RFID scanners and barcode technology have distinct differences in terms of their functionalities. The key disparity lies in the need for human intervention, often referred to as “line of sight.” This concept pertains to the proximity between the operator and the labeled or tagged item being scanned or read.
In the case of barcode technology, operators must position their handheld scanners within the line of sight of the item to obtain an accurate read. This means that the operator needs to be physically close enough to visually observe and scan the barcode. On the other hand, RFID technology allows operators more flexibility by eliminating the limitation of line of sight. To collect data using RFID, operators only need to be within the range of the RFID tag. This means that they can gather data for any item within the read range without requiring physical proximity or direct visibility of the tag itself.
Moreover, RFID technology offers the advantage of reading multiple items simultaneously within its read range. This capability allows for efficient data collection without the need for operators to move from shelf to shelf physically.
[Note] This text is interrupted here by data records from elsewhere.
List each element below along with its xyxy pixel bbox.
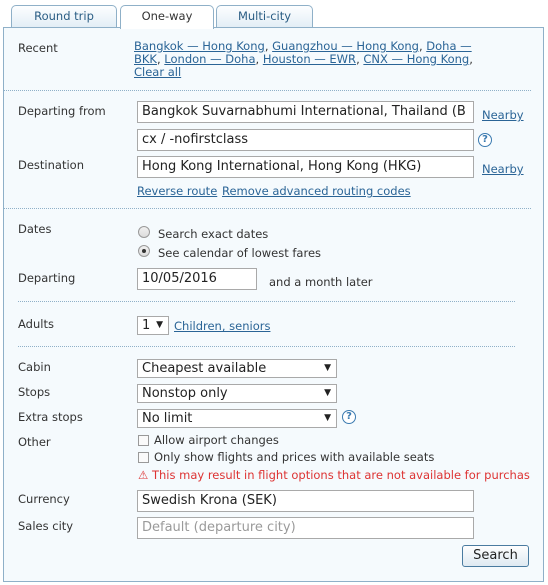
- exact-dates-label: Search exact dates: [158, 227, 269, 241]
- adults-label: Adults: [18, 317, 54, 331]
- allow-airport-changes-checkbox[interactable]: [138, 435, 149, 446]
- adults-select[interactable]: 1 ▼: [137, 316, 169, 335]
- departing-from-input[interactable]: Bangkok Suvarnabhumi International, Thai…: [137, 101, 474, 123]
- recent-link[interactable]: Guangzhou — Hong Kong: [272, 39, 419, 53]
- recent-link[interactable]: London — Doha: [164, 52, 255, 66]
- chevron-down-icon: ▼: [324, 413, 331, 423]
- currency-input[interactable]: Swedish Krona (SEK): [137, 490, 474, 512]
- tab-round-trip[interactable]: Round trip: [11, 5, 117, 27]
- currency-label: Currency: [18, 492, 70, 506]
- recent-link[interactable]: Houston — EWR: [263, 52, 356, 66]
- stops-value: Nonstop only: [142, 386, 228, 401]
- calendar-radio[interactable]: [138, 245, 150, 257]
- allow-airport-changes-label: Allow airport changes: [154, 433, 279, 447]
- cabin-label: Cabin: [18, 360, 51, 374]
- extra-stops-label: Extra stops: [18, 410, 83, 424]
- available-seats-label: Only show flights and prices with availa…: [154, 450, 435, 464]
- calendar-label: See calendar of lowest fares: [158, 246, 322, 260]
- available-seats-checkbox[interactable]: [138, 452, 149, 463]
- recent-searches: Bangkok — Hong Kong, Guangzhou — Hong Ko…: [134, 39, 473, 79]
- tab-multi-city[interactable]: Multi-city: [216, 5, 313, 27]
- stops-label: Stops: [18, 385, 51, 399]
- routing-codes-input[interactable]: cx / -nofirstclass: [137, 129, 474, 151]
- departing-from-label: Departing from: [18, 104, 106, 118]
- nearby-destination-link[interactable]: Nearby: [482, 162, 524, 176]
- departing-date-input[interactable]: 10/05/2016: [137, 268, 257, 290]
- recent-label: Recent: [18, 41, 58, 55]
- reverse-route-link[interactable]: Reverse route: [137, 184, 217, 198]
- warning-icon: ⚠: [138, 468, 149, 482]
- sales-city-label: Sales city: [18, 519, 74, 533]
- stops-select[interactable]: Nonstop only ▼: [137, 384, 337, 403]
- search-form-panel: Recent Bangkok — Hong Kong, Guangzhou — …: [3, 27, 544, 582]
- sales-city-input[interactable]: Default (departure city): [137, 517, 474, 539]
- destination-label: Destination: [18, 158, 84, 172]
- extra-stops-value: No limit: [142, 411, 193, 426]
- month-later-text: and a month later: [269, 275, 373, 289]
- warning-message: ⚠ This may result in flight options that…: [138, 468, 530, 482]
- divider: [18, 346, 515, 347]
- chevron-down-icon: ▼: [324, 388, 331, 398]
- exact-dates-radio[interactable]: [138, 226, 150, 238]
- tab-one-way[interactable]: One-way: [120, 5, 214, 29]
- extra-stops-select[interactable]: No limit ▼: [137, 409, 337, 428]
- chevron-down-icon: ▼: [156, 320, 163, 330]
- adults-value: 1: [142, 318, 151, 333]
- departing-label: Departing: [18, 271, 76, 285]
- chevron-down-icon: ▼: [324, 363, 331, 373]
- other-label: Other: [18, 435, 51, 449]
- divider: [18, 301, 515, 302]
- dates-label: Dates: [18, 222, 52, 236]
- clear-all-link[interactable]: Clear all: [134, 65, 181, 79]
- divider: [4, 90, 531, 91]
- divider: [4, 208, 531, 209]
- warning-text: This may result in flight options that a…: [151, 468, 530, 482]
- destination-input[interactable]: Hong Kong International, Hong Kong (HKG): [137, 156, 474, 178]
- children-seniors-link[interactable]: Children, seniors: [174, 319, 270, 333]
- recent-link[interactable]: CNX — Hong Kong: [363, 52, 469, 66]
- recent-link[interactable]: Bangkok — Hong Kong: [134, 39, 265, 53]
- help-icon[interactable]: ?: [478, 133, 492, 147]
- search-button[interactable]: Search: [462, 545, 529, 567]
- nearby-departing-link[interactable]: Nearby: [482, 108, 524, 122]
- remove-routing-codes-link[interactable]: Remove advanced routing codes: [222, 184, 411, 198]
- cabin-select[interactable]: Cheapest available ▼: [137, 359, 337, 378]
- help-icon[interactable]: ?: [342, 410, 356, 424]
- cabin-value: Cheapest available: [142, 361, 267, 376]
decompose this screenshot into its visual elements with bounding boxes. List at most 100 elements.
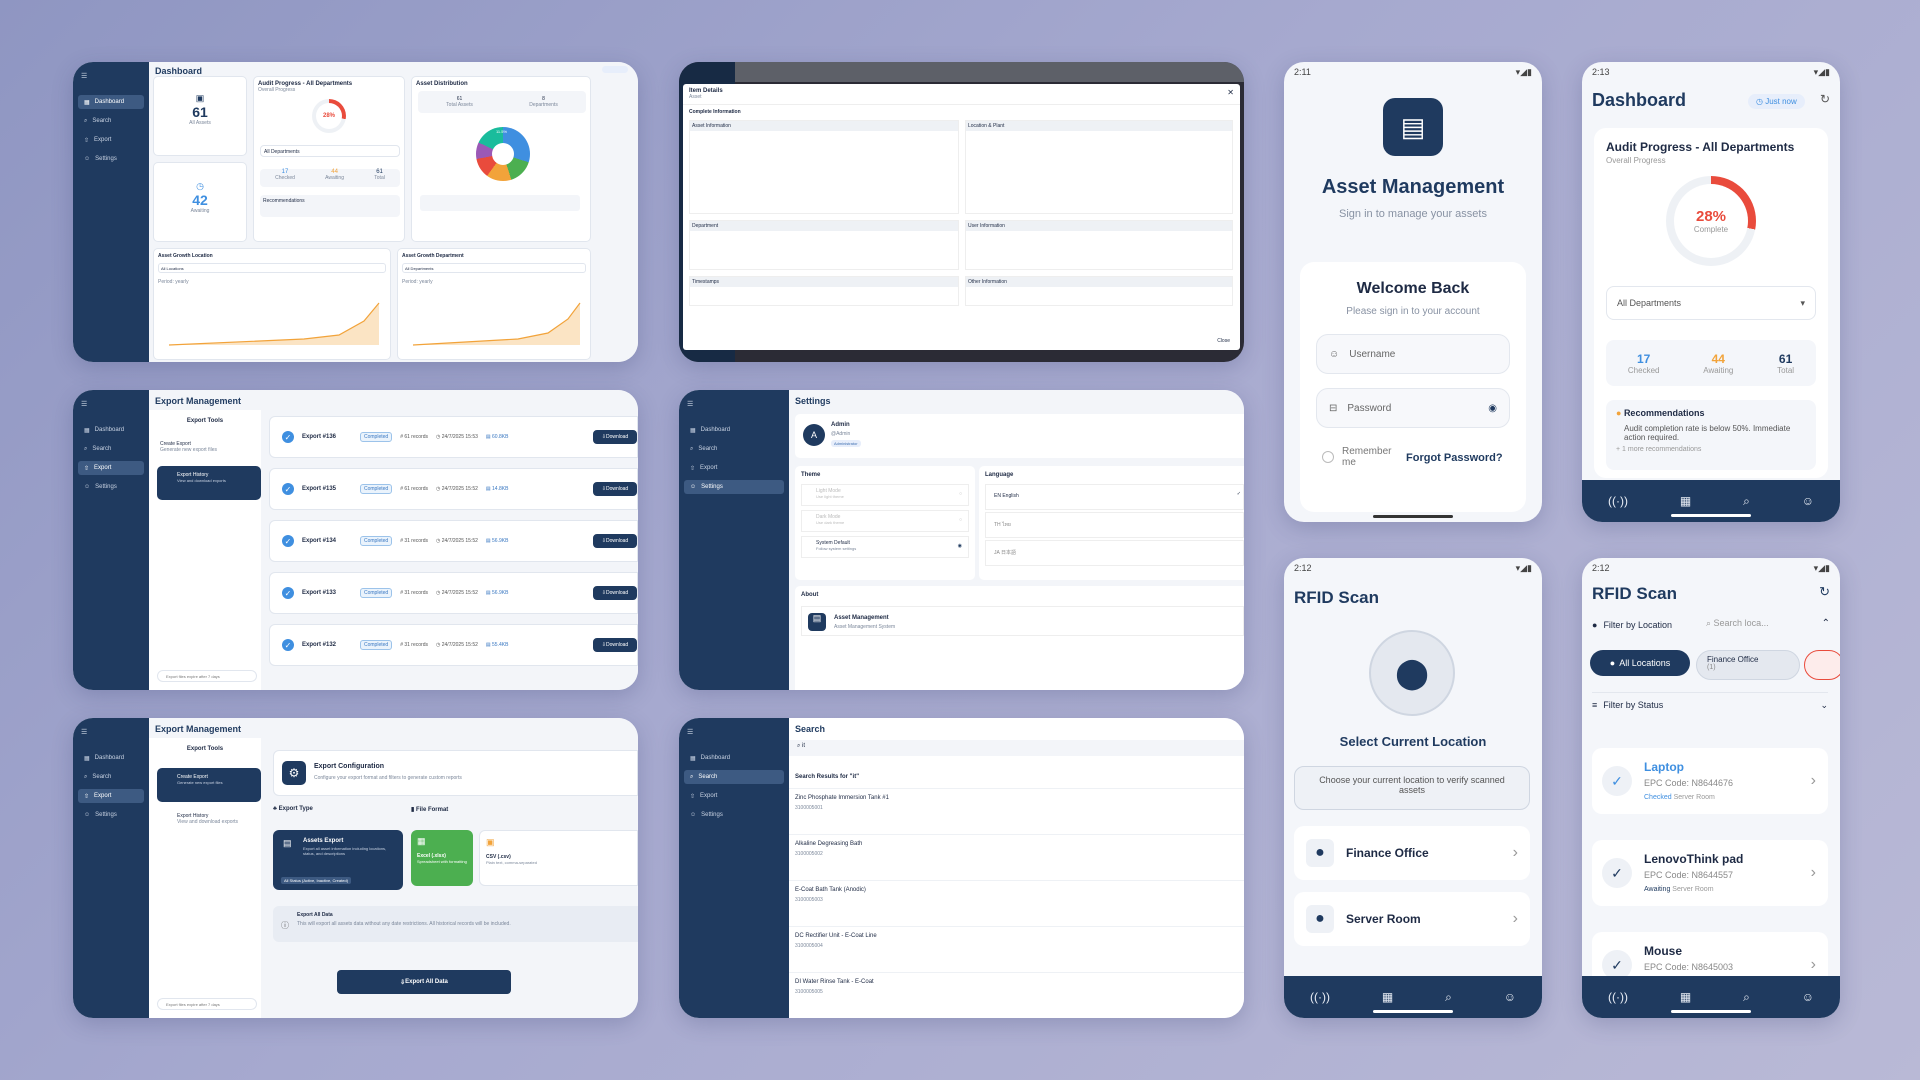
sidebar-item-search[interactable]: ⌕ Search [684,770,784,784]
sidebar-item-search[interactable]: ⌕ Search [78,770,144,784]
sidebar-item-dashboard[interactable]: ▦ Dashboard [78,751,144,765]
download-button[interactable]: ⇩ Download [593,638,637,652]
donut-hole [492,143,514,165]
search-icon[interactable]: ⌕ [1743,494,1750,509]
radio-icon: ○ [958,491,962,497]
sidebar-item-dashboard[interactable]: ▦ Dashboard [684,751,784,765]
rfid-icon[interactable]: ((·)) [1608,990,1628,1004]
dashboard-icon[interactable]: ▦ [1382,990,1393,1004]
sidebar-item-export[interactable]: ⇧ Export [78,789,144,803]
create-export-tab[interactable]: Create Export Generate new export files [157,768,261,802]
close-icon[interactable]: ✕ [1227,88,1234,100]
sidebar-item-search[interactable]: ⌕ Search [78,442,144,456]
menu-icon[interactable]: ☰ [73,390,149,418]
sidebar-item-dashboard[interactable]: ▦ Dashboard [78,423,144,437]
export-type-label: ♣ Export Type [273,806,313,812]
sidebar-item-settings[interactable]: ☺ Settings [684,480,784,494]
lang-ja[interactable]: JA 日本語 [985,540,1244,566]
export-history-tab[interactable]: Export History View and download exports [157,810,261,834]
assets-export-option[interactable]: ▤ Assets Export Export all asset informa… [273,830,403,890]
department-select[interactable]: All Departments [260,145,400,157]
person-icon: ☺ [1329,348,1340,360]
eye-icon[interactable]: ◉ [1488,403,1497,414]
dashboard-icon[interactable]: ▦ [1680,494,1691,508]
lang-en[interactable]: EN English ✓ [985,484,1244,510]
theme-dark[interactable]: Dark Mode Use dark theme ○ [801,510,969,532]
person-icon: ☺ [84,484,91,490]
person-icon[interactable]: ☺ [1504,990,1516,1004]
department-select[interactable]: All Departments [402,263,586,273]
sidebar-item-settings[interactable]: ☺ Settings [78,480,144,494]
sidebar-item-settings[interactable]: ☺ Settings [684,808,784,822]
search-icon[interactable]: ⌕ [1445,990,1452,1005]
rfid-list-card: 2:12 ▾◢▮ RFID Scan ↻ ● Filter by Location … [1582,558,1840,1018]
location-item-server[interactable]: ● Server Room › [1294,892,1530,946]
progress-percent: 28% [1695,208,1727,225]
menu-icon[interactable]: ☰ [73,62,149,90]
export-all-button[interactable]: ⇩ Export All Data [337,970,511,994]
download-button[interactable]: ⇩ Download [593,430,637,444]
dashboard-icon[interactable]: ▦ [1680,990,1691,1004]
download-button[interactable]: ⇩ Download [593,534,637,548]
location-icon: ● [1306,905,1334,933]
remember-me[interactable]: Remember me [1322,446,1391,468]
person-icon[interactable]: ☺ [1802,494,1814,508]
rfid-asset-item[interactable]: ✓ Laptop EPC Code: N8644676 Checked Serv… [1592,748,1828,814]
search-result-item[interactable]: DC Rectifier Unit - E-Coat Line 31000050… [789,926,1244,966]
sidebar-item-export[interactable]: ⇧ Export [78,461,144,475]
sidebar: ☰ ▦ Dashboard ⌕ Search ⇧ Export ☺ Settings [679,718,789,1018]
search-result-item[interactable]: DI Water Rinse Tank - E-Coat 3100005005 [789,972,1244,1012]
department-select[interactable]: All Departments ▾ [1606,286,1816,320]
theme-light[interactable]: Light Mode Use light theme ○ [801,484,969,506]
sidebar-item-search[interactable]: ⌕ Search [684,442,784,456]
menu-icon[interactable]: ☰ [679,390,789,418]
group-department: Department [689,220,959,270]
rfid-icon[interactable]: ((·)) [1608,494,1628,508]
sidebar-item-export[interactable]: ⇧ Export [684,789,784,803]
forgot-password-link[interactable]: Forgot Password? [1406,452,1503,464]
export-name: Export #132 [302,642,337,648]
search-result-item[interactable]: Alkaline Degreasing Bath 3100005002 [789,834,1244,874]
search-icon[interactable]: ⌕ [1743,990,1750,1005]
menu-icon[interactable]: ☰ [679,718,789,746]
export-date: ◷ 24/7/2025 15:53 [435,434,478,440]
refresh-icon[interactable]: ↻ [1820,92,1830,106]
search-result-item[interactable]: Zinc Phosphate Immersion Tank #1 3100005… [789,788,1244,828]
sidebar-item-settings[interactable]: ☺ Settings [78,808,144,822]
username-field[interactable]: ☺ Username [1316,334,1510,374]
menu-icon[interactable]: ☰ [73,718,149,746]
remember-radio[interactable] [1322,451,1334,463]
person-icon[interactable]: ☺ [1802,990,1814,1004]
theme-system[interactable]: System Default Follow system settings ◉ [801,536,969,558]
sidebar-item-settings[interactable]: ☺ Settings [78,152,144,166]
location-select[interactable]: All Locations [158,263,386,273]
more-recommendations[interactable]: + 1 more recommendations [1616,446,1806,453]
refresh-badge[interactable] [602,66,628,73]
item-details-card: Item Details Asset ✕ Complete Information… [679,62,1244,362]
sidebar-item-dashboard[interactable]: ▦ Dashboard [684,423,784,437]
download-button[interactable]: ⇩ Download [593,586,637,600]
lightbulb-icon: ● [1616,408,1624,418]
sidebar-item-dashboard[interactable]: ▦ Dashboard [78,95,144,109]
asset-name: LenovoThink pad [1644,852,1744,866]
password-field[interactable]: ⊟ Password ◉ [1316,388,1510,428]
sidebar-item-export[interactable]: ⇧ Export [78,133,144,147]
rfid-icon[interactable]: ((·)) [1310,990,1330,1004]
close-button[interactable]: Close [1217,338,1230,344]
dist-departments: 8 Departments [529,96,558,108]
download-button[interactable]: ⇩ Download [593,482,637,496]
welcome-subtitle: Please sign in to your account [1346,306,1480,317]
location-item-finance[interactable]: ● Finance Office › [1294,826,1530,880]
lang-th[interactable]: TH ไทย [985,512,1244,538]
csv-format-option[interactable]: ▣ CSV (.csv) Plain text, comma-separated [479,830,638,886]
sidebar-item-search[interactable]: ⌕ Search [78,114,144,128]
page-title: Export Management [155,724,242,734]
search-result-item[interactable]: E-Coat Bath Tank (Anodic) 3100005003 [789,880,1244,920]
export-row: ✓ Export #133 Completed # 31 records ◷ 2… [269,572,638,614]
search-card: ☰ ▦ Dashboard ⌕ Search ⇧ Export ☺ Settings S… [679,718,1244,1018]
search-icon: ⌕ [690,445,694,452]
rfid-asset-item[interactable]: ✓ LenovoThink pad EPC Code: N8644557 Awa… [1592,840,1828,906]
sidebar-item-export[interactable]: ⇧ Export [684,461,784,475]
period-label: Period: yearly [402,279,433,285]
excel-format-option[interactable]: ▦ Excel (.xlsx) Spreadsheet with formatt… [411,830,473,886]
Conversely, barcode technology necessitates manual scanning of each individual item with the handheld scanner, making it a more time-consuming process when dealing with multiple items.
RAIN RFID tags from reputable manufacturers will fully operate with RFID UHF readers.
RFID tags selection will depend on the specific application and requirements, with size, read range, durability, and environment among the most critical factors to be considered.
It is important to choose tags that are compatible with the handheld reader and can be easily integrated into the existing RFID system.